Bruce Newton’s Post BC Bike Race Blog

It’s now nearly a year since I got home from riding in the BC Bike Race in Canada and the folks at Bicycle Superstore have asked me to offer my thoughts now that a bit of time has elapsed.

Well, one thing I can tell you is I didn’t spent a whole heap of time on the bike for a while after the race finished. In fact, for the first couple of months It hung on the stand in the garage and gathered dust.

There were a few reasons for that; firstly, my wife Jane’s injury which had stopped her at the very last minute (like the day before!)  coming to the race was far from fixed. So her needs were paramount.

The good news there is we’re now over the worst of that.

There was also a heap of work that needed to be caught up on. How can 10 days away results in three solid months of weekend overtime?

And there was just the simple fact that after 18 months of intense effort – more really – I was not all that fired up about riding. I was more interested in rediscovering the taste of beer, chocolate and even the occasional packet of barbecue chips.

Mm chips, yum.

But that junk food itch was well and truly scratched by late 2018. Moving the belt out an extra notch (or two) was a reminder that I wasn’t as svelte (ha!) as I had been.
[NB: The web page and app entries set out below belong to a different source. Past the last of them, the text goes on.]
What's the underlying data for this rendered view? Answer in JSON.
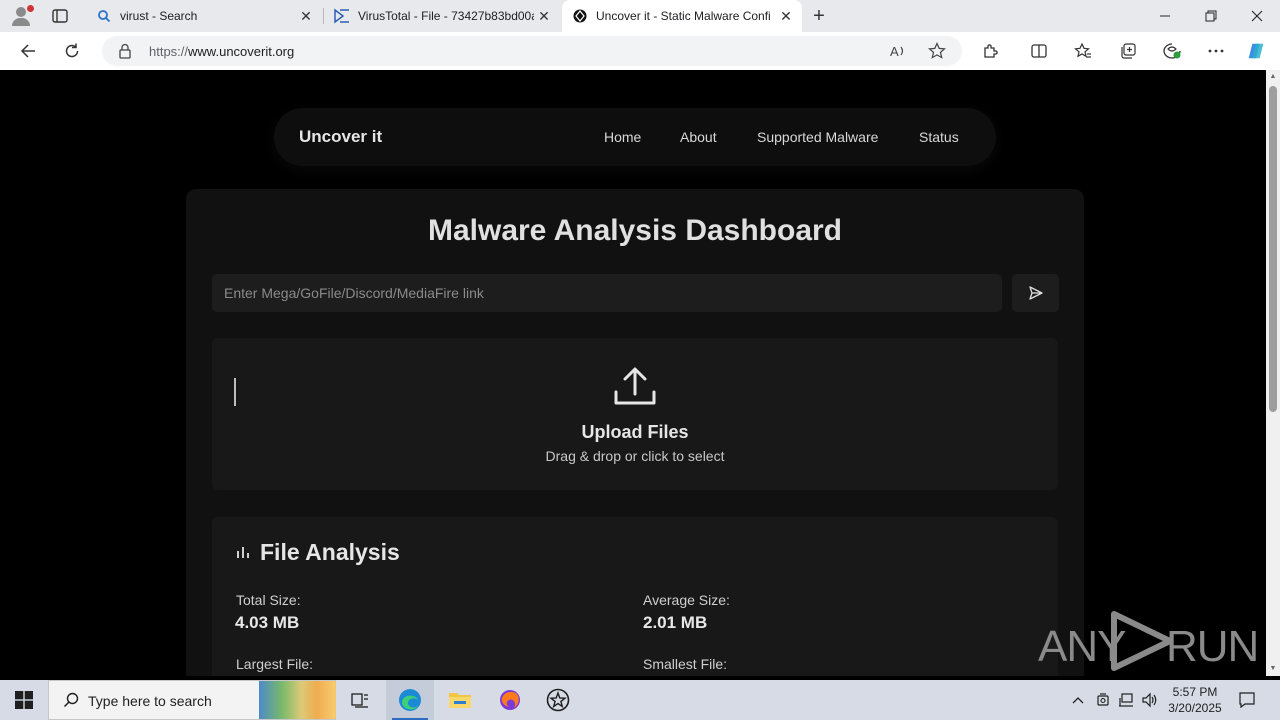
{
  "browser": {
    "tabs": [
      {
        "label": "virust - Search",
        "icon": "search-icon"
      },
      {
        "label": "VirusTotal - File - 73427b83bd00a",
        "icon": "virustotal-icon"
      },
      {
        "label": "Uncover it - Static Malware Confi",
        "icon": "site-favicon",
        "active": true
      }
    ],
    "address": {
      "scheme": "https://",
      "host": "www.uncoverit.org"
    }
  },
  "site": {
    "brand": "Uncover it",
    "nav": [
      "Home",
      "About",
      "Supported Malware",
      "Status"
    ]
  },
  "dashboard": {
    "title": "Malware Analysis Dashboard",
    "link_placeholder": "Enter Mega/GoFile/Discord/MediaFire link",
    "upload_title": "Upload Files",
    "upload_subtitle": "Drag & drop or click to select"
  },
  "analysis": {
    "title": "File Analysis",
    "stats": [
      {
        "label": "Total Size:",
        "value": "4.03 MB"
      },
      {
        "label": "Average Size:",
        "value": "2.01 MB"
      },
      {
        "label": "Largest File:",
        "value": ""
      },
      {
        "label": "Smallest File:",
        "value": ""
      }
    ]
  },
  "watermark": {
    "left": "ANY",
    "right": "RUN"
  },
  "taskbar": {
    "search_placeholder": "Type here to search",
    "time": "5:57 PM",
    "date": "3/20/2025"
  },
  "colors": {
    "page_bg": "#000000",
    "panel_bg": "#111111",
    "card_bg": "#181818",
    "accent_text": "#e0e0e0"
  }
}
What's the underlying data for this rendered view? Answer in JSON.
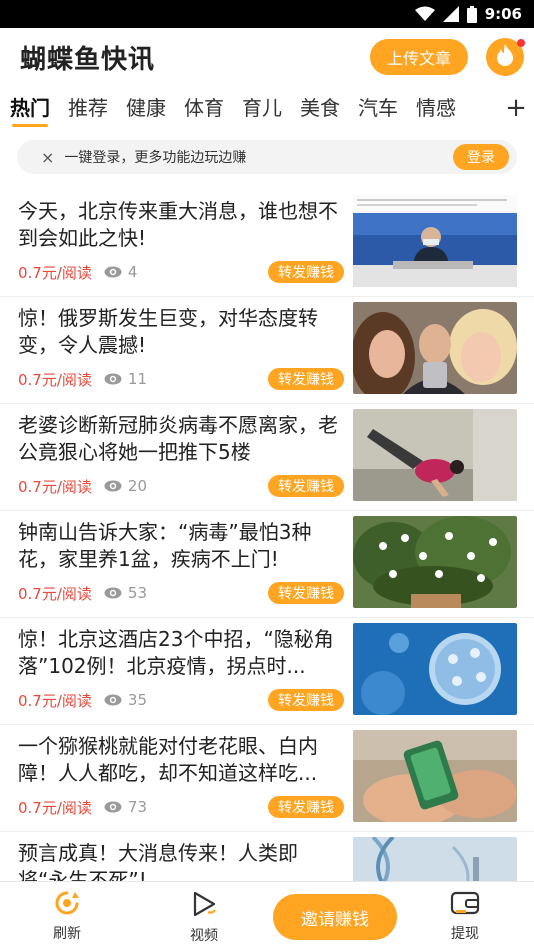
{
  "status_bar": {
    "time": "9:06"
  },
  "header": {
    "app_title": "蝴蝶鱼快讯",
    "upload_label": "上传文章"
  },
  "tabs": [
    "热门",
    "推荐",
    "健康",
    "体育",
    "育儿",
    "美食",
    "汽车",
    "情感"
  ],
  "tab_more": "+",
  "login_banner": {
    "close": "×",
    "text": "一键登录，更多功能边玩边赚",
    "button": "登录"
  },
  "news": [
    {
      "title": "今天，北京传来重大消息，谁也想不到会如此之快!",
      "price": "0.7元/阅读",
      "views": "4",
      "share": "转发赚钱",
      "image": "press-conference"
    },
    {
      "title": "惊！俄罗斯发生巨变，对华态度转变，令人震撼!",
      "price": "0.7元/阅读",
      "views": "11",
      "share": "转发赚钱",
      "image": "selfie-photo"
    },
    {
      "title": "老婆诊断新冠肺炎病毒不愿离家，老公竟狠心将她一把推下5楼",
      "price": "0.7元/阅读",
      "views": "20",
      "share": "转发赚钱",
      "image": "falling-person"
    },
    {
      "title": "钟南山告诉大家：“病毒”最怕3种花，家里养1盆，疾病不上门!",
      "price": "0.7元/阅读",
      "views": "53",
      "share": "转发赚钱",
      "image": "jasmine-plant"
    },
    {
      "title": "惊！北京这酒店23个中招，“隐秘角落”102例！北京疫情，拐点时...",
      "price": "0.7元/阅读",
      "views": "35",
      "share": "转发赚钱",
      "image": "virus-illustration"
    },
    {
      "title": "一个猕猴桃就能对付老花眼、白内障！人人都吃，却不知道这样吃...",
      "price": "0.7元/阅读",
      "views": "73",
      "share": "转发赚钱",
      "image": "phone-in-hands"
    },
    {
      "title": "预言成真！大消息传来！人类即将“永生不死”!",
      "price": "",
      "views": "",
      "share": "",
      "image": "dna-helix"
    }
  ],
  "bottom_nav": {
    "refresh": "刷新",
    "video": "视频",
    "invite": "邀请赚钱",
    "withdraw": "提现"
  },
  "colors": {
    "accent": "#ffa522",
    "price": "#e8493b"
  }
}
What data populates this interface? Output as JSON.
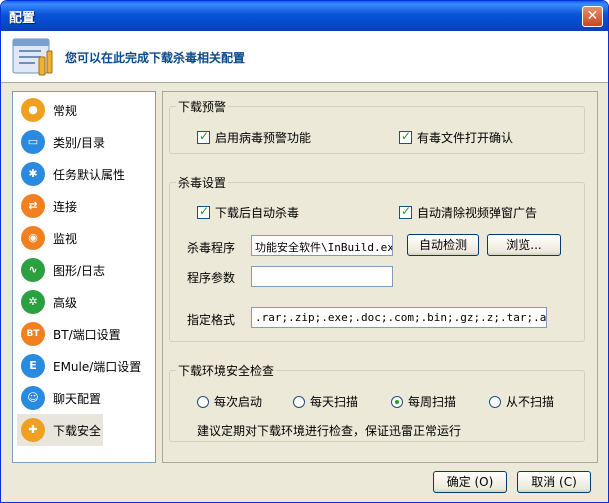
{
  "window": {
    "title": "配置"
  },
  "header": {
    "description": "您可以在此完成下载杀毒相关配置"
  },
  "sidebar": {
    "items": [
      {
        "label": "常规",
        "icon": "user-icon",
        "color": "#f0a020",
        "glyph": "●"
      },
      {
        "label": "类别/目录",
        "icon": "folder-icon",
        "color": "#2a8ae0",
        "glyph": "▭"
      },
      {
        "label": "任务默认属性",
        "icon": "gear-icon",
        "color": "#2a8ae0",
        "glyph": "✱"
      },
      {
        "label": "连接",
        "icon": "connect-icon",
        "color": "#f08020",
        "glyph": "⇄"
      },
      {
        "label": "监视",
        "icon": "monitor-icon",
        "color": "#f08020",
        "glyph": "◉"
      },
      {
        "label": "图形/日志",
        "icon": "graph-icon",
        "color": "#2aa040",
        "glyph": "∿"
      },
      {
        "label": "高级",
        "icon": "wheel-icon",
        "color": "#2aa040",
        "glyph": "✲"
      },
      {
        "label": "BT/端口设置",
        "icon": "bt-icon",
        "color": "#f08020",
        "glyph": "BT"
      },
      {
        "label": "EMule/端口设置",
        "icon": "emule-icon",
        "color": "#2a8ae0",
        "glyph": "E"
      },
      {
        "label": "聊天配置",
        "icon": "chat-icon",
        "color": "#2a8ae0",
        "glyph": "☺"
      },
      {
        "label": "下载安全",
        "icon": "shield-icon",
        "color": "#f0a020",
        "glyph": "✚",
        "active": true
      }
    ]
  },
  "download_alert": {
    "legend": "下载预警",
    "enable_alert": "启用病毒预警功能",
    "confirm_open": "有毒文件打开确认"
  },
  "antivirus": {
    "legend": "杀毒设置",
    "auto_scan": "下载后自动杀毒",
    "auto_clear_ads": "自动清除视频弹窗广告",
    "program_label": "杀毒程序",
    "program_value": "功能安全软件\\InBuild.exe",
    "auto_detect": "自动检测",
    "browse": "浏览...",
    "params_label": "程序参数",
    "params_value": "",
    "formats_label": "指定格式",
    "formats_value": ".rar;.zip;.exe;.doc;.com;.bin;.gz;.z;.tar;.arj;.l"
  },
  "env_check": {
    "legend": "下载环境安全检查",
    "options": [
      "每次启动",
      "每天扫描",
      "每周扫描",
      "从不扫描"
    ],
    "selected": "每周扫描",
    "note": "建议定期对下载环境进行检查，保证迅雷正常运行"
  },
  "footer": {
    "ok": "确定 (O)",
    "cancel": "取消 (C)"
  },
  "colors": {
    "title_bar": "#0a53d8",
    "header_text": "#0b4a8a",
    "check_mark": "#21a121"
  }
}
And so the Giant Trance started coming out of the shed. Just a few solo rides firstly, pretty basic, for an hour or two. I didn’t race, just hung local, riding once or twice a week when I could … not four or five times a week because I had to.

There was another reason the bike didn’t come out too often and I really only twigged to it 100 per cent when I was talking to a young mountain biker called Sam a while ago. Well, he’s young compared to me – he’d be late 20s maybe. I’m 55.

I was explaining to him I hadn’t done much riding since I can back from the BCBR and he looked at me with complete understanding: “You just don’t want to ride back here after experiencing those trails. They spoil you.”

And as unfair as it is to the thousands of mountain bikers around this country who bend their backs for gratis and build the great trails we ride, he was right.

The experience I had on those British Columbia trails just left me in exhilarated awe. Just so well built, so enjoyable, so brilliantly mixing tech and flow and exploiting to the max the incredible country they have to work with.

People ask me what the race was like. I tell them about the great people I met, the incredible organisation, the sheer intensity and exhausting hard work of it. But I always come back to the trails.

This moment sums it up. On day five the race finished at a ferry terminal right down on the water’s edge. We were then loaded up on a ferry and chugged out into the waterway headed for Vancouver.

I was sitting inside at the rear of the boat, watching the land recede, carb-loading and bench racing with a few other riders. I looked out every now and again. The land kept receding, but that mountain remained a sheer green wall disappearing out of view above the roof.  Finally, after maybe 20 minutes, maybe even 30 minutes, the top was visible.

I could make out just below the peak where the treeline ended.

Then it hit me. A few hours earlier I’d arrived at that very treeline, pretty smashed after 40km and four hours of pretty constant climbing. I’d entered the singletrack where that treeline started and ridden all the all the way down that vast mountain on a network of trails so inviting, so frickin’ good it made all the effort to get there worthwhile.

There was rooty, narrow trail cut across the side of plunging ravines, bench cut flow sections of all-out speed, rocky tech, smooth BMX sections, woodwork over canyons and creeks and amazingly difficult rock-rolls … the latter thankfully roped off with yellow tape.

At one point a bloke went past me going that bit faster. I wanted to push and chase him, but I just didn’t have the energy. A few minutes later I approached a loose left over a crest and down to my right in the scrub tangled up in his bike, there he was. He gave me a smile and waved me on as if to say ‘don’t let me interrupt you’.

It’s that sort of trail.

It took me an hour to work my way down the face of that mountain. An hour!

There are so many rides like that in the BCBR. None better than that one, but so many that are similar.

It’s those trails I can’t get out of my head. I just want to ride them over and over again. Which is why I’m going back to race the BCBR again in 2020.

Yep, the training has started again. I am out there huffing and puffing over my local trails at Red Hill and beyond, building up the kays and the climbing metres. I’ve entered some races and even traded the wonderful Trance in for a fresh ride.

It’s hard work and hurts like hell. Love it!